The pound advanced to its strongest level in almost 18 months against the euro after the European Central Bank cut its deposit rate below zero for the first time and announced further measures to counter deflation threats.
Sterling gained versus the dollar after the Bank of England kept the main interest rate unchanged at a record-low 0.5 percent. While a worsening in the economic outlook and a prolonged spell of slow inflation prompted the ECB to inject more stimulus, in the U.K. the debate is about when officials will raise rates. The British benchmark will rise to 1 percent by the third quarter of next year, according to economists surveyed by Bloomberg.
“It’s a function of the expectations of divergence in terms of how they will be dealing with monetary policy, with the ECB looking for more stimulus measures, and indirectly would be looking for a lower euro,” said Neil Jones, head of hedge-fund sales at Mizuho Bank Ltd. in London. “Sterling is outperforming in part because of the expectation that the next move, as far as the Bank of England goes, will be higher.”
The pound gained 0.2 percent to 81.90 pence per euro at 4:30 p.m. London time after appreciating to 80.65 pence, the strongest level since Dec. 12, 2012. Sterling rose 0.4 percent to $1.6802, having slipped yesterday to $1.6699, the weakest since May 29.
ECB President Mario Draghi and his colleagues reduced the deposit rate to minus 0.1 percent from zero, making the institution the world’s first major central bank to set a negative rate.

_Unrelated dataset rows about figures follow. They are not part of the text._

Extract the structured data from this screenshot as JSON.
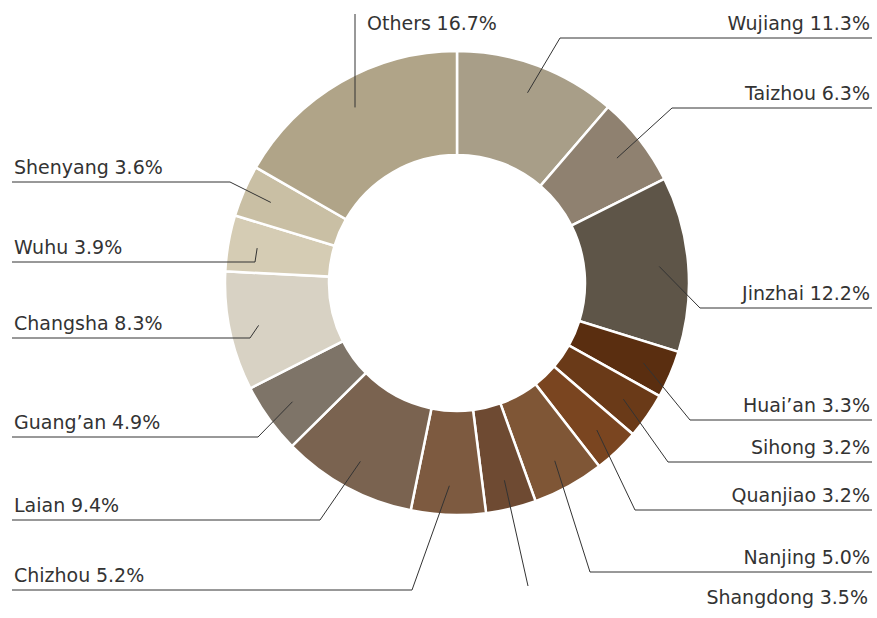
{
  "chart_data": {
    "type": "donut",
    "categories": [
      "Wujiang",
      "Taizhou",
      "Jinzhai",
      "Huai’an",
      "Sihong",
      "Quanjiao",
      "Nanjing",
      "Shangdong",
      "Chizhou",
      "Laian",
      "Guang’an",
      "Changsha",
      "Wuhu",
      "Shenyang",
      "Others"
    ],
    "values": [
      11.3,
      6.3,
      12.2,
      3.3,
      3.2,
      3.2,
      5.0,
      3.5,
      5.2,
      9.4,
      4.9,
      8.3,
      3.9,
      3.6,
      16.7
    ],
    "value_labels": [
      "11.3%",
      "6.3%",
      "12.2%",
      "3.3%",
      "3.2%",
      "3.2%",
      "5.0%",
      "3.5%",
      "5.2%",
      "9.4%",
      "4.9%",
      "8.3%",
      "3.9%",
      "3.6%",
      "16.7%"
    ],
    "colors": [
      "#a89e88",
      "#8f8170",
      "#5e5548",
      "#5a2e10",
      "#6a3a18",
      "#7a4520",
      "#7f5636",
      "#6e4a32",
      "#7d5a40",
      "#7a6350",
      "#7e7468",
      "#d8d2c4",
      "#d5ccb4",
      "#c9bfa4",
      "#b0a488"
    ],
    "data_labels": true
  }
}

Officials also lowered the benchmark refinancing rate to 0.15 percent from 0.25 percent.
Europe’s 18-nation currency declined against most of its 16 major peers after Draghi said the ECB would introduce, targeted offerings of liquidity to banks to encourage them to lend money to the real economy. Officials will also start work on purchases of asset-backed securities, he said.

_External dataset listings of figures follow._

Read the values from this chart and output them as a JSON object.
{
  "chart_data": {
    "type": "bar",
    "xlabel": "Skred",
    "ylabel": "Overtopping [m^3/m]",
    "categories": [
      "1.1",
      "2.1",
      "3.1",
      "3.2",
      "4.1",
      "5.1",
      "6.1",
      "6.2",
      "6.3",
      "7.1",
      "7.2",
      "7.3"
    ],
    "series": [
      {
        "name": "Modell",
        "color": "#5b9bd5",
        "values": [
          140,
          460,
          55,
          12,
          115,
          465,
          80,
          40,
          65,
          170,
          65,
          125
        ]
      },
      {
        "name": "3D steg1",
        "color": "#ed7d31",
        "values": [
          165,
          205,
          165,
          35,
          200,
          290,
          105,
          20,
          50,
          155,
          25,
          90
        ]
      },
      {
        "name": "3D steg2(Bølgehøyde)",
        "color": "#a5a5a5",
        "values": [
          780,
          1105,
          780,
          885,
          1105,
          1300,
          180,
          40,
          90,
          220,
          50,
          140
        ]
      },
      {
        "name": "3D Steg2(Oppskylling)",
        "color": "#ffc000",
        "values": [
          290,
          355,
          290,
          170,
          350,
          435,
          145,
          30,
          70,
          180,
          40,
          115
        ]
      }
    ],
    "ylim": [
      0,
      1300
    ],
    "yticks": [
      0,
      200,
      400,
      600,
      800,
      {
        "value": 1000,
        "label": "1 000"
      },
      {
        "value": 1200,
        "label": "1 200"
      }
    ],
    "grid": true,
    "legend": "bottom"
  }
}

Sterling has jumped 8.8 percent in the past 12 months, the best performer among 10 developed-nation currencies tracked by Bloomberg Correlation-Weighted Indexes. The euro rose 3.2 percent, while the dollar slipped 1.2 percent.
The policy divergence is reflected in bond markets, with returns on U.K. government bonds this year trailing those on their euro-area peers by an average 2.5 percentage points, according to Bloomberg World Bond Indexes.
The yield on 10-year gilts was 87 basis points, or 0.87 percentage point, more than that on similar-maturity French bonds, up from a 2014 low of 35 basis points on Jan. 13, based on Bloomberg generic yields. That’s the widest since May 2007.
“There is a clear decoupling” in economic performance and monetary policy between the U.K. and euro area, Patrick Jacq, a fixed-income strategist at BNP Paribas SA in Paris said before the central bank decisions. “For the U.K., we expect there will be a rate hike by the end of the year and the market will gradually position for such an outcome.”
That difference will expand to about 1 percentage point by the end of 2014 as the U.K. 10-year yield rises to more than 3 percent and its French counterpart moves “just above” 2 percent, Jacq said. The median of economists’ estimates compiled by Bloomberg is for the 10-year gilt yield to increase to 3.30 percent while the French rate climbs to 2.30 percent.
Benchmark 10-year gilt yields fell two basis points to 2.68 percent. The 2.25 percent security due September 2023, rose 0.185, or 1.85 pounds per 1,000-pound face amount, to 96.535. The rate on similar-maturity French securities fell four basis points to 1.80 percent.